Pre-test Module 6

A deleted compressed file in NTFS is a. easier to discover by a forensics engineer than an uncompressed file because it is smaller. b. harder to discover by a forensics engineer than an uncompressed file because it needs decompression. c. is not possible. d. is something a forensics engineer never comes across.

b. harder to discover by a forensics engineer than an uncompressed file because it needs decompression.

The unallocated clusters on a disk a. are empty. b. may have data from previous allocation. c. are of no interest to forensic engineer. d. are of no interest to operating system.

b. may have data from previous allocation.

Logging, File permissions, compression, encryption and alternate data streams are some of the properties of a. NTSF b. FAT12 c. FAT16 d. FAT32

a. NTSF

In NTFS there are files that store the metadata for files. a. True b. False

a. True

Tracks in a hard disk are defined by the manufacturer. A track consists of a. many sectors. b. one sector. c. one cluster. d. less than one sector.

a. many sectors.

Data is written to or read from the hard disk a. sector (typically 512 bytes) at a time. b. byte at a time. c. word at a time. d. bit at a time.

a. sector (typically 512 bytes) at a time.

The following clusters in FAT16 are unusable by a programmer because they are unaddressable. They are used for information for the operating system, such as media type. a. the first two clusters (0 and 1). b. the last two clusters (511-512). c. any two clusters. d. secret clusters.

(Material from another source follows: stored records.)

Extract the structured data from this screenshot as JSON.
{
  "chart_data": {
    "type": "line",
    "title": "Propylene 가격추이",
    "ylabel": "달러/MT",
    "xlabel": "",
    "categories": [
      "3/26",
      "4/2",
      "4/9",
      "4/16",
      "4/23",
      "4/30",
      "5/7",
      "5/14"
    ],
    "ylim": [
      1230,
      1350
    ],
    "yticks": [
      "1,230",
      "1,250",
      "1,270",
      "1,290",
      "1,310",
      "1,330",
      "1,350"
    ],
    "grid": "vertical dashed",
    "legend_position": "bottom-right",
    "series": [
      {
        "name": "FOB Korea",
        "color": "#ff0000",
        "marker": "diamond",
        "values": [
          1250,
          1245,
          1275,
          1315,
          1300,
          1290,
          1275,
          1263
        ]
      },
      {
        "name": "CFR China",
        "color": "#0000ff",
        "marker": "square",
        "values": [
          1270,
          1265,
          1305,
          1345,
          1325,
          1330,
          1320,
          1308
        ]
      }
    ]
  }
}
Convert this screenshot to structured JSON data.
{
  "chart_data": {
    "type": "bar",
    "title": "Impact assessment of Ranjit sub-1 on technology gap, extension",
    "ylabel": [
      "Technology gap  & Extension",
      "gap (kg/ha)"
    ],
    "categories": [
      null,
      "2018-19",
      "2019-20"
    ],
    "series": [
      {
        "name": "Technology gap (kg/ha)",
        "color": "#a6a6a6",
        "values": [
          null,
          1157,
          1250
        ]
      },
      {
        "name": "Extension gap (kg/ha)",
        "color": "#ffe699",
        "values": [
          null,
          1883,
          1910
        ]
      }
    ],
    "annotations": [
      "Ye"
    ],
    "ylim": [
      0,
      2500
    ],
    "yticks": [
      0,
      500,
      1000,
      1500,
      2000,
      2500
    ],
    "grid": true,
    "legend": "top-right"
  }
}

a. the first two clusters (0 and 1).

Slack space is the a. unused allocated space to files. b. used allocated space to files. c. space of no interest to hacker. d. space of no interest to forensic engineer.

a. unused allocated space to files.

The partition table in the master boot record (MBR) is stored at byte numbers a. 0-445 b. 446-509 c. 510-511 d. outside of the disk.

b. 446-509

$MFT file is present in all file systems. a. True b. False

b. False

The file encryption key in encrypting file system is encrypted a. using only the users public key so that only s/he can decrypt it to recover the file b. using users and a recovery agent's public keys so that only these keys can decrypt it to recover the file c. using only the users private key so that only s/he can decrypt it to recover the file d. using only the OS public key so that only the OS can decrypt it to recover the file

b. using users and a recovery agent's public keys so that only these keys can decrypt it to recover the file

In FAT12, FAT16 and FAT32, the number (12, 16, 32) is a. the year they were introduced. b. number of bytes per sector. c. number of bits to refer to clusters. d. the FAT versions.

c. number of bits to refer to clusters.

The encrypting file system (EFS) stores the encryption key. a. publicly. b. separately from the file on the disk. c. with the file. d. on the master boot record because it is inaccessible by the user.

c. with the file.

The FAT16 system has a signature 0x55AA in bytes 510-511. FAT32 has a. the same signature at the same location. b. same signatures but at byte numbers 508-511. c. different signatures at the same byte location (510-511). d. 0x55AA0000 at bytes 508-511.

d. 0x55AA0000 at bytes 508-511.

This file system always stores a value of 0x55AA in byte number 510 and 511. a. EXT1 b. NTFS c. UFS2 d. FAT

d. FAT

Alternate data stream was introduced to support a. Windows NTFS files. b. FAT32 files. c. EFS files. d. Macintosh files.

d. Macintosh files.

Recovering files in FAT is not easy when a. they are fragmented. b. clusters have been over-written. c. there are missing entries and/or directories. d. any of the above.

d. any of the above.

In FAT16, 0xFFF7 marks a. end of file. b. end of cluster. c. good cluster. d. bad cluster.

d. bad cluster.

On a hard disk , space is allocated to a file in terms of a. bits. b. bytes. c. sectors. d. clusters.

d. clusters.

On a hard disk drive a. tracks and sectors are logical while clusters and partitions are physical. b. tracks and sectors are physical and also clusters and partitions are physical. c. tracks and sectors are logical and so are clusters and partitions. d. tracks and sectors are physical while clusters and partitions are logical.

d. tracks and sectors are physical while clusters and partitions are logical.